Left ventricular filling pressure using E/E' ratio as a useful marker for predicting periprocedural myocardial injury following percutaneous coronary intervention in diabetic patients
M KhalilAbstract
Background and objectives
The identification of patients with coronary artery disease at greater risk of developing periprocedural myocardial injury (PMI) would allow targeted novel therapies to reduce its burden. The availability of sensitive serum biomarkers of myocardial injury has enabled the quantification of previously undetectable PMI.

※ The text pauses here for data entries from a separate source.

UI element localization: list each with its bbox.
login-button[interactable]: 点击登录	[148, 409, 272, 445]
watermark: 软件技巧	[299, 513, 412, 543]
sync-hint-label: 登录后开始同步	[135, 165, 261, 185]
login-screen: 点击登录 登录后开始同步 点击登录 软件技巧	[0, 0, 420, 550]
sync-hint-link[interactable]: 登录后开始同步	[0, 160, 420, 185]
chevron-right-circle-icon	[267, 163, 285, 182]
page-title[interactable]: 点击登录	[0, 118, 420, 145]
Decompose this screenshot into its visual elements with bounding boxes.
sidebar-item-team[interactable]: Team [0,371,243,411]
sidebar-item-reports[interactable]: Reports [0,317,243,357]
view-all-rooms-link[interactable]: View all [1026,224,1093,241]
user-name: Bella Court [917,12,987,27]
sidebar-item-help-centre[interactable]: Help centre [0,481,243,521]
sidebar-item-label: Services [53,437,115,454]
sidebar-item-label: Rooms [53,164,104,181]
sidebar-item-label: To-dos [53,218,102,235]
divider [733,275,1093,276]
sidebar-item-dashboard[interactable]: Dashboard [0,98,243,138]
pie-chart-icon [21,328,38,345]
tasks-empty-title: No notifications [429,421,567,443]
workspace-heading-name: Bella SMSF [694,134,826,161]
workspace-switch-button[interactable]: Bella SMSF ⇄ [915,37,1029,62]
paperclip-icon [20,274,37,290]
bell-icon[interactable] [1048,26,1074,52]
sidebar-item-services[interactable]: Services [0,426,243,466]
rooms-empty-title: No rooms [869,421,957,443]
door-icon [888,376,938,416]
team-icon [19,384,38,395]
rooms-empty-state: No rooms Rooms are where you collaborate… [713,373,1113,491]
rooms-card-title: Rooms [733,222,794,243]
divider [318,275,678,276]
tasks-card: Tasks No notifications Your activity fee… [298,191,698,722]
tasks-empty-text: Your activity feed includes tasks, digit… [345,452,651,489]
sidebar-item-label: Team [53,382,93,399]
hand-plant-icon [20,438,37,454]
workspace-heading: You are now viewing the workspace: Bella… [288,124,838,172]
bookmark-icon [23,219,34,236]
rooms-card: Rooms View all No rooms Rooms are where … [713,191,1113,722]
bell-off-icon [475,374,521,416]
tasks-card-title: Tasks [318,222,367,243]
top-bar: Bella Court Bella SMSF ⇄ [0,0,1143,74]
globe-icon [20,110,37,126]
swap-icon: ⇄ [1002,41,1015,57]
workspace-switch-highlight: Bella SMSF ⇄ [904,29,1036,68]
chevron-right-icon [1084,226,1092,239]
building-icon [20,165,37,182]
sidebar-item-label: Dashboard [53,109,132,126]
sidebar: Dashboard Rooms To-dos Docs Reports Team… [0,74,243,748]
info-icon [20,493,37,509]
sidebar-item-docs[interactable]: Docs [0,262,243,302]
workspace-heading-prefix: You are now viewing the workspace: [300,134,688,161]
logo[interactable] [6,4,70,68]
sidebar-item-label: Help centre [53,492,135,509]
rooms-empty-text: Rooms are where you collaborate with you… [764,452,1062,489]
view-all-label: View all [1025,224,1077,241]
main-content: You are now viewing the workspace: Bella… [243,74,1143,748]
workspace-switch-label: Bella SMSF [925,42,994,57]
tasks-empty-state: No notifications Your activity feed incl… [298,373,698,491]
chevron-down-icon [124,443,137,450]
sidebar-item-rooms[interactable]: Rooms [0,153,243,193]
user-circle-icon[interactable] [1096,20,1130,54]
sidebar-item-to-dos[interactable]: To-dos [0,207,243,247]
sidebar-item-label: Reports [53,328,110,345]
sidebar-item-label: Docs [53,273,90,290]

Echocardiographic indices of high left ventricular (LV) filling pressures are associated with adverse remodeling, an increased incidence of heart failure, and worse survival. The ratio of early trans mitral flow velocity to early diastolic mitral annulus velocity (E/E') has recently been shown to be the most accurate noninvasive predictor of elevated LV filling pressure. So we aimed to evaluate whether elevated E/E' ratio would be a useful marker in predicting periprocedural myocardial injury and its adverse outcome following Percutaneous coronary intervention (PCI) in diabetic patients.
Methods
We prospectively studied 60 adult diabetic patients admitted to Catheterization units in the year 2017 to 2019 with coronary artery disease (but negative troponin) and underwent PCI for one or more of the major coronary arteries. The patients were subdivided and compared on the basis of troponin value after the PCI procedure into : (group A = patients with CAD and negative troponin) and (group B = patients with CAD and positive troponin). E/E' ratio was used as a measure LV filling pressure and compared with troponin increase as a measure for PMI.
Results
24 patients were found to have increased troponin after PCI. The presence of PCI complications and increased use of drug eluting stents (DES) increased the risk of PMI. Septal E' was improved after successful PCI procedure and showed significant increase in its velocity. E/E' ratio was found to be increased in group B as a result of increased LV filling pressure that happened after periprocedural myocardial injury. Average E/E' ratio can help to differentiate between both groups (predict PMI with very high level of statistical clinical significance (p. value <0.0001) with optimal value > 10.7, with sensitivity and specificity (79.17% and 87.11%) respectively. Positive and negative predictive value for average E/E' ratio was (79.2 and 86.1) respectively.
Conclusions
Despite its limitations, the above data support the hypothesis that E/E' ratio can provide useful information on the LV filling pressure in cardiac patients and can be used as a reliable biomarker for early prediction of periprocedural myocardial injury in diabetic ischemic patients. But, further studies on a larger number of patients are needed to confirm its reliability.